Influential nongovernmental organizations such as Zonta International, which seek to promote justice and universal respect for human rights, have an important educational role to play in this regard. Considerable educational effort is required at every level, with the state at one end and the family at the other. Young girls must be taught that their biological destiny as child-bearers, or that their attractiveness as sex objects need not exclude them from achievements in business, science, politics or the arts.
I hope that women everywhere in Europe and in the world will increasingly explore and enter roles that traditionally have been the exclusive domain of their male counterparts. I am convinced that women will find fulfilment and satisfaction in doing so, and that through their activities, women will contribute even more to the overall wealth of their countries and to the benefit of the societies in which they live.

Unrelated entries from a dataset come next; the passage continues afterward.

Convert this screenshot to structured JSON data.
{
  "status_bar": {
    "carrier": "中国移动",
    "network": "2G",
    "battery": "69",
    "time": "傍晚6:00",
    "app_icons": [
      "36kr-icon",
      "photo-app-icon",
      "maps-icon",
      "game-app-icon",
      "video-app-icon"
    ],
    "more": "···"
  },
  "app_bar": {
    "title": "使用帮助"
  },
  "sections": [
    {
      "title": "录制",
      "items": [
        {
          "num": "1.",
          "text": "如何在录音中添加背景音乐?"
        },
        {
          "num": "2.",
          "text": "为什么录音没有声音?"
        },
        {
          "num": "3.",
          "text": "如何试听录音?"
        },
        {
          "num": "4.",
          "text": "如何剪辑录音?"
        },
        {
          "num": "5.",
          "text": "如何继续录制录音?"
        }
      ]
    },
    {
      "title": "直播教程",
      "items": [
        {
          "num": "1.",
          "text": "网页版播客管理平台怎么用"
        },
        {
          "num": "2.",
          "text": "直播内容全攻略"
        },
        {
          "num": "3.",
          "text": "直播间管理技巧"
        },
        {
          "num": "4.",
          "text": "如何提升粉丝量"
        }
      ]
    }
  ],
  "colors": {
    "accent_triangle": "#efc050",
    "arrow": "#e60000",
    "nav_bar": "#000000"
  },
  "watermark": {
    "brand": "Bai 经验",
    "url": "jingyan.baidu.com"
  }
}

We must achieve an equilibrium in our societies, and avoid the extremes that we witnessed under the Taliban in Afghanistan, where women were deprived of the most elementary rights and freedoms. We must also avoid the other extreme—the stereotype of the Superwoman as she is sometimes represented in the American popular media, a woman who is supposed to be everything to everybody and do it all at the same time. Superwoman is an impossible example to follow, and women should not be made to feel guilty if their aim in life is to be nothing more—but also nothing less—than an ordinary human being!
To the Zonta sisterhood, and to all women everywhere I would say this: Let us rejoice in our womanhood. Let us continue our efforts to ensure that equal opportunities and equal rights are accorded to human beings of both sexes, wherever they might be born. Let us continue to work for the good of our families, our communities, our countries, and our planet. And to you who are here in Goteborg—do have a splendid convention.